Reason Rally (Introduction)

by Balance_Maintained @, U.S.A., Sunday, April 01, 2012, 04:37 (4620 days ago) @ dhw

TONY (B_M): I don't sit on the fence because I do not admit its existence.
> 
> DHW: Surely you admit that there are theists and there are atheists. Why won't you let those of us who are neither sit on our fence in between?
> -As David pointed out so simply and eloquently in the "Why is there anything?" thread, theism and atheism is a null distinction, really. Both groups have faith. Both groups ultimately have to admit in a first cause. Both groups take some form of energetic state as the first cause(regardless of the state). Anything beyond that is simply in the realms of a theological debate. Is the energy organised and sentient or a disorganized bull in a china shop that's followed around by a million monkeys beating typewriters to death. If that energy state was labeled God, all you would be arguing about is whether god is intelligent or Forest Gump, too stupid and mindless to fail.
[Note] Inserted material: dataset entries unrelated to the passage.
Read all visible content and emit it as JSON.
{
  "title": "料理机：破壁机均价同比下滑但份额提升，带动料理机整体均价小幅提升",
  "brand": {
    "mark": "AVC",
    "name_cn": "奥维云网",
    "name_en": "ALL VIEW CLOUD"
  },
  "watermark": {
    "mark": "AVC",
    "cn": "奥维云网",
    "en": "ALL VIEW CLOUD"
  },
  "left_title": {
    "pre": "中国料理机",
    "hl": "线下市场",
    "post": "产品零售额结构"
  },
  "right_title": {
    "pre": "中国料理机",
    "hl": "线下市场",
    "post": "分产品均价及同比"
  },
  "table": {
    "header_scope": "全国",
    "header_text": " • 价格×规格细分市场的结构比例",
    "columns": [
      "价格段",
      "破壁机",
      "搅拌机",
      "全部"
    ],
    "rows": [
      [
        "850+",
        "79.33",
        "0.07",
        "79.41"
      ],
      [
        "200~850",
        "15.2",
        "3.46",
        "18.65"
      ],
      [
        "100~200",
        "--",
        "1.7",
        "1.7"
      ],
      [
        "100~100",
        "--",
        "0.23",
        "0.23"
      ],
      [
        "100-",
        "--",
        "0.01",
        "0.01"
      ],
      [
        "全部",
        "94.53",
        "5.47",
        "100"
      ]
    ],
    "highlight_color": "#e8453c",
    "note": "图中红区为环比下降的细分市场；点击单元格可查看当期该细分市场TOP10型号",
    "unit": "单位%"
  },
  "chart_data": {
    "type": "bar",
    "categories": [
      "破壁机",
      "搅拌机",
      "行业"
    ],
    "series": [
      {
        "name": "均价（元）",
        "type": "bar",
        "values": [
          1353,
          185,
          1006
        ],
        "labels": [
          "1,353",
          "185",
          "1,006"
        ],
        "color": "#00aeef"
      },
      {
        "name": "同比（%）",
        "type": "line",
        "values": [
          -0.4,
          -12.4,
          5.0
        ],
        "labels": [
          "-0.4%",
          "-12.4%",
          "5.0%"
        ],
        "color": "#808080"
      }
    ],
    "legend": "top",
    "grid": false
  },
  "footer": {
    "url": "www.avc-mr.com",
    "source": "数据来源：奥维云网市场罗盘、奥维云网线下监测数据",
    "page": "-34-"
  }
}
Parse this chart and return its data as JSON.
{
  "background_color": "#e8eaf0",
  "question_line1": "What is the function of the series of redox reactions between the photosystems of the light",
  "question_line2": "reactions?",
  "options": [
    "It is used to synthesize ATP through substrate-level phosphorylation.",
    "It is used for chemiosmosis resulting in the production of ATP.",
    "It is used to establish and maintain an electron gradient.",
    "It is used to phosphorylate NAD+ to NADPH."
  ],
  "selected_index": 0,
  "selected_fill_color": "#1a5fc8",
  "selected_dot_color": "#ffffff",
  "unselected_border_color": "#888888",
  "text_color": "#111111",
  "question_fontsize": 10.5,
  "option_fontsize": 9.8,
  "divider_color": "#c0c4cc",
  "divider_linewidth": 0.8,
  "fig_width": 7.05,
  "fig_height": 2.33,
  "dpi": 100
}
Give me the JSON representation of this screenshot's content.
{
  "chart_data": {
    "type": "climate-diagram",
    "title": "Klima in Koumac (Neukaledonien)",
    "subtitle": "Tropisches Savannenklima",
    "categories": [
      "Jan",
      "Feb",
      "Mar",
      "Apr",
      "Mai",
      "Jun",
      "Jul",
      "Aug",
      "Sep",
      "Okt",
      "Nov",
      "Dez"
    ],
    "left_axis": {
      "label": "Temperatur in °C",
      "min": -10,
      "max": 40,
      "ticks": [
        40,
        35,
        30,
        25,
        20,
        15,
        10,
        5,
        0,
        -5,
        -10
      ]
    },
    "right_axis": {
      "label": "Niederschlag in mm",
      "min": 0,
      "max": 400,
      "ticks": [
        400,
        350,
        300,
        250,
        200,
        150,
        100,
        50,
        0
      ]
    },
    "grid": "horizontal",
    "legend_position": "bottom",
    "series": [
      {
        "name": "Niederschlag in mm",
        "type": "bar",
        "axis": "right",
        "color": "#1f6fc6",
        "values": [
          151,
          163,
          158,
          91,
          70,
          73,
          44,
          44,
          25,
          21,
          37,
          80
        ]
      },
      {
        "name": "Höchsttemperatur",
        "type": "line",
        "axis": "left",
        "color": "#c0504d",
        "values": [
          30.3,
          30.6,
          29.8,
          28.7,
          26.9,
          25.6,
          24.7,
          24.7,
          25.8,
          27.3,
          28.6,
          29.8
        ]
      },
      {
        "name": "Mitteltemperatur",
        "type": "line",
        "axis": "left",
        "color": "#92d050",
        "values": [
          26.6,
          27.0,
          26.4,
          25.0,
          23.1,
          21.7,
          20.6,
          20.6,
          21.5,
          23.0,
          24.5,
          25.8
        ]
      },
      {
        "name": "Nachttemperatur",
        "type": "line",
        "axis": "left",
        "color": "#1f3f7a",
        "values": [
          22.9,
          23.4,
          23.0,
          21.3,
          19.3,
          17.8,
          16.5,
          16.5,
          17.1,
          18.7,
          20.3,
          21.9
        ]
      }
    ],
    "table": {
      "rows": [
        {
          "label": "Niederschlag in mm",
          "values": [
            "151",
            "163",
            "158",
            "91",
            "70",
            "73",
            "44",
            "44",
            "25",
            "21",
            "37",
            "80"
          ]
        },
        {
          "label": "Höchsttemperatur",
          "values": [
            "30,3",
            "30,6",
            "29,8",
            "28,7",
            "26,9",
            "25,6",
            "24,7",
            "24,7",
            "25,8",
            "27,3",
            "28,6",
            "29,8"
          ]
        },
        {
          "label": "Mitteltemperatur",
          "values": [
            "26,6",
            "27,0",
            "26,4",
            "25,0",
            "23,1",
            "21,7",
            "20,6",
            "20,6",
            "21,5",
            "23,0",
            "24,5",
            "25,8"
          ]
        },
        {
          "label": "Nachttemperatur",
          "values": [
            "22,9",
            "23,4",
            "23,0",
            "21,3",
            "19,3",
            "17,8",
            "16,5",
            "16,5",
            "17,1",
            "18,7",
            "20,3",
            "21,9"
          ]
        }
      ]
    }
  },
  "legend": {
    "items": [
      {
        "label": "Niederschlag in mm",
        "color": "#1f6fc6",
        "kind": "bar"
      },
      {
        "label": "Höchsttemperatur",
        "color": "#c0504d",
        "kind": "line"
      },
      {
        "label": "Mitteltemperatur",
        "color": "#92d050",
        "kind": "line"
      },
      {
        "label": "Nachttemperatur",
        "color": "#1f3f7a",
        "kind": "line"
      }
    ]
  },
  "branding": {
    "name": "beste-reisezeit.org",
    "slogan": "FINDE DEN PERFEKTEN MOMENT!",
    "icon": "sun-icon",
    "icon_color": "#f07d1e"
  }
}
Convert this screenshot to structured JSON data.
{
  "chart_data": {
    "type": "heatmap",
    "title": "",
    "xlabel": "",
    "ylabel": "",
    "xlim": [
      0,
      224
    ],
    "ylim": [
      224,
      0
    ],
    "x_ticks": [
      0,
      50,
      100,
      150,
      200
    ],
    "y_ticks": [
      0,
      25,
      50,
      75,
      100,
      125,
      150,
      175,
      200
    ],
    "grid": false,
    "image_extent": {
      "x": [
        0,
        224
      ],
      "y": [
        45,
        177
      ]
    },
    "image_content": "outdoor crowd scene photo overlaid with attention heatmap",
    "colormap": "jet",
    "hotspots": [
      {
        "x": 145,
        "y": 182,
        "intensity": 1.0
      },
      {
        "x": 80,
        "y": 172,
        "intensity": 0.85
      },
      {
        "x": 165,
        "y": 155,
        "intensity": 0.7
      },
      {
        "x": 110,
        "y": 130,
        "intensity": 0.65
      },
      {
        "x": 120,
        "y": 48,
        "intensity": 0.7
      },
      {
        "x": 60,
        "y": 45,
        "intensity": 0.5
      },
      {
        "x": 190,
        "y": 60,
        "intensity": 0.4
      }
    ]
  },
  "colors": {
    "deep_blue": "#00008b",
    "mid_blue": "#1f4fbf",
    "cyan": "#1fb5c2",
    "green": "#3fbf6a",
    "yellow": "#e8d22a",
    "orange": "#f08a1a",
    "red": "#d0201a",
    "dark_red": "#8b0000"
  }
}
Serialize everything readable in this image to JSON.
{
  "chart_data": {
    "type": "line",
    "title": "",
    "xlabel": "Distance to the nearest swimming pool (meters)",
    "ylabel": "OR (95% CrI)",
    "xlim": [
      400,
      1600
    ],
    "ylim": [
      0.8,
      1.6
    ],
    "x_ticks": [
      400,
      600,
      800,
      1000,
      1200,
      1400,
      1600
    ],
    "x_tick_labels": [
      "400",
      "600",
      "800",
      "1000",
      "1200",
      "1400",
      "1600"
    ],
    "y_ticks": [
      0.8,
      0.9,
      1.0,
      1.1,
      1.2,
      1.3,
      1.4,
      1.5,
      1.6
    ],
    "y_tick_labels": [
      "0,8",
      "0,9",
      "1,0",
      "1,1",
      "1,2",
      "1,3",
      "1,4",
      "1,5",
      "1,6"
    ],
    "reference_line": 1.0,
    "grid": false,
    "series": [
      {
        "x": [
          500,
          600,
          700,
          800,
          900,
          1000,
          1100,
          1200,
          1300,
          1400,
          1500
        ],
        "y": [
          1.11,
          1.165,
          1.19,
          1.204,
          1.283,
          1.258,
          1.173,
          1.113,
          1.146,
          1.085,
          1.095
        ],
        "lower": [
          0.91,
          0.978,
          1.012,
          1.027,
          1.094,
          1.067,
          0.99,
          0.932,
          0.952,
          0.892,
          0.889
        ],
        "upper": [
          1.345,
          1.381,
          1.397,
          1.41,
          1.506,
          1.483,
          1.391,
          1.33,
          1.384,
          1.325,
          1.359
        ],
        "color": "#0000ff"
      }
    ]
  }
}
No one KNOWS the truth of the matter, we all just speculate. In that Agnostics are no different than theist or atheist, you just happen to be a little more fluid in your views. So, the fence that you are sitting on is an imaginary one. The real distinction is NOT whether there is or is not a God(despite the claims of atheism), but whether or not there are any discernible intelligent traits that we can gleam about its nature either from observation or intuition, and whether or not any knowledge gleaned places any obligation on us as sentient creations of said entity. Just my two cents though. I could be all sorts of wrong. -As a theist, I have some other views that are along this line, but I think they do not belong to this particular thread. -
> TONY (B_M): [Science] insulates itself from moral responsibility.
> 
> DHW: Maybe some scientists do. Science itself is (or perhaps "should be") the study of the material universe. Morality is not its remit. If scientists behave immorally (or "insulate themselves"), one should not blame science, any more than one should blame Christianity for the un-Christian acts of many so-called Christians (ditto Islam, Judaism etc.). 
> -Science as a discipline is what I refer to, not the scientist. I say this because science as a discipline rarely considers whether they SHOULD do something, only concerning itself with whether or not it COULD do it. There has been more than one pandora's box opened by such negligence.-> TONY: It has become a soap box for narcissistic rabble rousers to tout how much more they think they know than everyone else while looking down their noses and foaming at the mouth when anyone mentions anything that falls outside their narrow minded purview.
> 
> DHW:I'll wave the flag with you when it comes to those vociferous bigots you describe, but I'd like to think they are in a minority, and of course they're not confined to the scientific world. Your description is equally applicable to fundamentalists of all religious and political persuasions. In both past and present, such people have done far worse things than foam at the mouth, all in the name of God, Allah, or some political ideology. So let us condemn bigotry and fundamentalism in general, and bigoted, fundamentalist scientists in particular, but let's not condemn science.-Any time we speak in generalities we run the risk of condemning the innocent. Yes, it is the bigoted fundamentalist that I am referring too primarily. My accusation to science as a discipline though is the same that I leverage at religion and politics, that of allowing itself to be a platform for bigotry. -I grew up, as I have mentioned before, as a Jehovah's Witness. One thing that I truly admired about them, was that they were active, as an organization, about instructing their members NOT to stoop to that sort of fundamentalist bigotry. Several times a month, at least, I would hear something to the effect of, "Stay true to your faith, but do so with loving kindness, even to those who do not share your belief or do not treat you with the same respect."-It is a very simple moral precept, treat others as you yourself would want to be treated. I seriously doubt that Dawkins and his ilk want some rabid religious fundamentalist harassing them in the street every minute of the day.

--
What is the purpose of living? How about, 'to reduce needless suffering. It seems to me to be a worthy purpose.